The fiber in sweet potatoes helps regulate dogs with intestinal difficulties like loose stools or constipation. Unseasoned, plain, peeled, cooked, and mashed sweet potatoes make a healthy addition to your pet’s existing diet. Talk to your vet about how much sweet potato to feed your dog. If you plan on continuing to use sweet potatoes as a dietary supplement, scoop them into tablespoon-size balls and freeze them for convenience.
Pumpkin and sweet potato have similar digestive health benefits. Like sweet potatoes, pumpkin is also high in fiber, which helps regulate canine digestive systems. Cooked, peeled, unsalted, and unseasoned pumpkin contains vitamin E, thiamin, niacin, vitamin B6, folate, iron, magnesium, phosphorous, dietary fiber, vitamin A, vitamin C, riboflavin, potassium, copper, and manganese, giving your dog a nutritional boost along with a little digestive help.
Adding pumpkin to your dog’s meal usually helps regulate mild constipation. Veterinarians recommend one to four tablespoons of pumpkin, depending on your dog’s size. Canned pumpkin is a convenient alternative to preparing pumpkin yourself, as long as it is unseasoned. Feeding your dog a can of pumpkin pie filling might end up sending you back to the vet, as the spices and sugars could irritate your dog’s stomach and cause further complications.
Bone broth is a very mild, liquid meal that sits easily in upset canine stomachs. It is also a nutritious and delicious way to add moisture and flavor to dry food and encourage dogs with reduced appetites to eat. To make a bone broth for dogs, fill a crock-pot with beef marrow bones or bones with plenty of joints, like turkey and chicken legs. Cover the bones with 2-3 inches of water, cover, and cook on low for 20-24 hours.
Let the broth cool for 2-to-3 hours in the fridge to let the fat form a hardened layer at the top. Scoop it off and store the jelly-like broth in the refrigerator. If you want to use the broth to add moisture to dry food, microwave the broth just long enough for it to go from a semi-solid jelly to a liquid, but not long enough to get hot, as hot broths can burn your dog’s mouth. Freeze the broth in small containers like an ice cube tray for later use.
While bone broth is full of healthy bone marrow, cooked bones themselves are incredibly dangerous for dogs. Make sure you remove all of the bones from your broth before serving. Save yourself a trip to the emergency room and strain the broth just to make sure no small bones escaped your notice.

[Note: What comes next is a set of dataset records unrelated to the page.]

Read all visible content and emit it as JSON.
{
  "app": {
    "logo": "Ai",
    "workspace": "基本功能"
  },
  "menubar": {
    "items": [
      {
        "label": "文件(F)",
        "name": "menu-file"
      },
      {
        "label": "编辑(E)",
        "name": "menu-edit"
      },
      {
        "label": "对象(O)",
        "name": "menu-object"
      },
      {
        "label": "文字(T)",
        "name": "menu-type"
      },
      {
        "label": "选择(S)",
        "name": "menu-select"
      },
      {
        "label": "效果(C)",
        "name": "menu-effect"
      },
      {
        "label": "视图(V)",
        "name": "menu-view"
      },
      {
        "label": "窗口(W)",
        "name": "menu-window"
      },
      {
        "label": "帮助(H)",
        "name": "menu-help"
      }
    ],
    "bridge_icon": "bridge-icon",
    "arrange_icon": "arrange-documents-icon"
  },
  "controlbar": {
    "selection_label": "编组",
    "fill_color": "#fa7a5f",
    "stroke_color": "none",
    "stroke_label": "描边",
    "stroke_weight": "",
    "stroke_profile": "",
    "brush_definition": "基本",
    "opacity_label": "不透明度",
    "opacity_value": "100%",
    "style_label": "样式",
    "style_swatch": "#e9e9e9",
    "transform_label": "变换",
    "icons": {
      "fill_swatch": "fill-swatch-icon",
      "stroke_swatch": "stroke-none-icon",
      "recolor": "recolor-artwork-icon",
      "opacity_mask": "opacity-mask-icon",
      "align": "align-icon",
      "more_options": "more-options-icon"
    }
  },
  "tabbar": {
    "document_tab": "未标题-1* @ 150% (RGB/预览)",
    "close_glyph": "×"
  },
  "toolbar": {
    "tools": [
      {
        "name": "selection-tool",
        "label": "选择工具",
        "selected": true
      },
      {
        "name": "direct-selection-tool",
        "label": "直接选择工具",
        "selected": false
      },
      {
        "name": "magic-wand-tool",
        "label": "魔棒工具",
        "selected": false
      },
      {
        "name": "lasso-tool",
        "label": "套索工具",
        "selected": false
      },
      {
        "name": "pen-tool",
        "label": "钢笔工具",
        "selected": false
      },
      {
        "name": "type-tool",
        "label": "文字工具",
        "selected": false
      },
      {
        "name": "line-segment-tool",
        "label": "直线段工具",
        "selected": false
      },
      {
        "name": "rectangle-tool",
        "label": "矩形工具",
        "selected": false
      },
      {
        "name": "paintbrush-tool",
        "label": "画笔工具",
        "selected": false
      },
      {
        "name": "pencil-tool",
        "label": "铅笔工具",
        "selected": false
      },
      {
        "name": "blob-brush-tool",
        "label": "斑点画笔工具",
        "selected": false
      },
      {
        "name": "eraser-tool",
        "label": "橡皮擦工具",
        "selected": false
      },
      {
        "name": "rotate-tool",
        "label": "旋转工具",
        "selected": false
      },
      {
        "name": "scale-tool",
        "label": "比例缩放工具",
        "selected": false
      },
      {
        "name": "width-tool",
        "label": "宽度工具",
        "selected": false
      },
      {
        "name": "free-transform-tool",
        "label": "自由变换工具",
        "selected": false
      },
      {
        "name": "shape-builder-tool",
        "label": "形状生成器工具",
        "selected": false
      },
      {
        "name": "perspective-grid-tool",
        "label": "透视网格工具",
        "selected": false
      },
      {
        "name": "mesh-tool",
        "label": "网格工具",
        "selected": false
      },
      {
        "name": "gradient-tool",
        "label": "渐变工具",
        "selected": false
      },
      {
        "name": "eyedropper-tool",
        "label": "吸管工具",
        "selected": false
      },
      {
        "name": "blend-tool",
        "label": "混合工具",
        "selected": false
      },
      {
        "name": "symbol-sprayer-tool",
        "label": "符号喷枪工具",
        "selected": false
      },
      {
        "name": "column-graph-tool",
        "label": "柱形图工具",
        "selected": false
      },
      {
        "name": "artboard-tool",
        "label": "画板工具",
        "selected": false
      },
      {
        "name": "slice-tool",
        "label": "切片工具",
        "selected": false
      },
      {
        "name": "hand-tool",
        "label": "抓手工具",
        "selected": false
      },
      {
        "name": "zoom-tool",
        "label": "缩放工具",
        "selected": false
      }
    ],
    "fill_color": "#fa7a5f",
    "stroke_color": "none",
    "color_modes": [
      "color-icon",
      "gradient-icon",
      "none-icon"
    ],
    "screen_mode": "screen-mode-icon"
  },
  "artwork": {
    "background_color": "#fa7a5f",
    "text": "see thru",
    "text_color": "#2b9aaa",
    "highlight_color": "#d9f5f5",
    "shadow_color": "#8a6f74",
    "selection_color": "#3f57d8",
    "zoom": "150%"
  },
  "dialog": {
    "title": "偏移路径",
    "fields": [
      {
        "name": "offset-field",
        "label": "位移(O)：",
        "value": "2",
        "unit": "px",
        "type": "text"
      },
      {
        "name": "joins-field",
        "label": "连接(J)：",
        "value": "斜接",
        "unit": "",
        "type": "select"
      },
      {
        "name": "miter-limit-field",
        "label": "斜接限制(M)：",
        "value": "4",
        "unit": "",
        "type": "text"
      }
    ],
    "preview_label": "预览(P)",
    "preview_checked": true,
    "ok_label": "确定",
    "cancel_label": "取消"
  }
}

Veterinary emergency hospitals often use certain types of baby food to feed the dogs in their care. Baby food is very easy to swallow and digest and is a great way to give oral medications. Veterinarians recommend feeding Stage II meat-based baby foods like chicken, lamb, and turkey, as long as the baby food does not contain any garlic or onion powder.
While none of these recipes should be used as a replacement for proper medical care, feeding a bland diet can alleviate some of your dog’s intestinal discomfort while also providing him with foods he’ll love. These six recipes for dog digestive health also make delicious treats for when your dog starts feeling better, so consider saving some for later to reward your canine patient.